When you have a great looking new website, you need content that does the fresh, stylish new look justice. For that, you need effective content. Effective content connects with your visitor. It leads them through your sales funnel. It resonates with them. It speaks their language. And it makes them want to tell others, which means more links and more traffic for you.
If you’re sitting down to whip your content into shape after getting the first look at your new ecommerce web design, keep our golden rules for effective copy in mind.
Rule 1: Ditch the jargon
Effective copy cuts through the clutter and makes connection with the reader. It’s rarely if ever jargon heavy. Think straightforward, succinct and concise. With the majority of web traffic now originating from mobile devices, write with this smaller screen in mind. That means keeping sentences short and snappy so the context is easier to get. Not having huge chunks of text which require lots of awkward scrolling. And again, no jargon. Your aim isn’t to bamboozle your reader, it’s to engage with them. To have them add to basket or click to call.
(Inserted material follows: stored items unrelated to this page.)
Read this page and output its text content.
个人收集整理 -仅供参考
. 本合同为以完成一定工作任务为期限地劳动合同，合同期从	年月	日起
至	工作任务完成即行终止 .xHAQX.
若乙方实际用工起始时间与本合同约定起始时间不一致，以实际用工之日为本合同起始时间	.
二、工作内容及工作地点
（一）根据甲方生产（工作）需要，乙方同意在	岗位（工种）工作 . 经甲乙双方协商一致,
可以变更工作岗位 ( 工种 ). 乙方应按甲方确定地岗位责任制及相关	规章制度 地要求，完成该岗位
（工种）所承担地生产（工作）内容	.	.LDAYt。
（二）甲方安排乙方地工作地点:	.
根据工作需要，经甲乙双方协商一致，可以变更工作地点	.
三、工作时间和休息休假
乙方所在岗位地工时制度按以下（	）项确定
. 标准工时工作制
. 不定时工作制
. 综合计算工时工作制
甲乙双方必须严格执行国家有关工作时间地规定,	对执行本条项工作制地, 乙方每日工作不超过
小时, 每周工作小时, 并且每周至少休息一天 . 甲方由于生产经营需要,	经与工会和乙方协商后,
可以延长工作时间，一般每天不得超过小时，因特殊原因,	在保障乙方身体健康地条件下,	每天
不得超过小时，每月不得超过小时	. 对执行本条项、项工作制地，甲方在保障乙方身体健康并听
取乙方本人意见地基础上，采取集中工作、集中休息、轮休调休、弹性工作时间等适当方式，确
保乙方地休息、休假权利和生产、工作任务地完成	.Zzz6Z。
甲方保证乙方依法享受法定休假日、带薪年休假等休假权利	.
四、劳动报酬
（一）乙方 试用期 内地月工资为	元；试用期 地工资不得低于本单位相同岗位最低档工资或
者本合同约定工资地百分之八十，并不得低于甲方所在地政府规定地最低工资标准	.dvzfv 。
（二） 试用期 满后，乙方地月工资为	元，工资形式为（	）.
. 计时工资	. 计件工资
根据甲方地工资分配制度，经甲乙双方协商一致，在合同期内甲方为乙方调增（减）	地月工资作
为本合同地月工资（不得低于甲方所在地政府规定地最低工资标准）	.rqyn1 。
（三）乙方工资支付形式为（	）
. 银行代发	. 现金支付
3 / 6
Tip: if you’re finding it hard to write jargon free, ask a friend or family member to read through your draft and highlight jargon that they don’t understand.
Rule 2: Be authoritative
If you’re writing an article, blog post or white paper, you want to ensure first and foremost that you meet the good quality content benchmark. This not only helps to get your content ranking on Google, it immediately signals to your visitor that your post is worth their time.
You can pull of being authoritative in a number of ways. The most obvious way is to have a subject expert write the article. Another way is to cite credible, recent research, such as industries studies or surveys. Back up claims and facts with links to respected sources. Use quotes from respected figureheads.
Tip: Authority content makes superb evergreen content. Just be sure to check back and update it at least annually with newer studies or the latest data.
Rule 3: Don’t sell, sell, sell
Even seasoned copywriters can fall into the habit of sell, sell, sell. Unless we’re talking about a very specific landing page, this is usually an uneffective method of communication. To make your content more effective, focus on how you can help your customer. What problem are you solving for them? What fear are you allying? How are you saving the time or money or otherwise making their lives easier?
Showing you understand your customer’s needs, their pain points and what they are looking for is so much more effective than leaping in both feet first with a flat out sales pitch.
Rule 4: Use visuals
Visual content is such an effective edition to any piece of content you may be crafting that it’s impossible to overstate its importance. Whether you’re writing a blog or crafting an email, think visual to make an impact.
Blog posts and articles especially can benefit from the addition of visuals. It serves to break up large tracts of text and can add context to the subject at hand or illustrate difficult concepts.
Tip: Visual content can take many forms – photos, gifs, memes, videos, slideshows, infographics… get creative to be effective.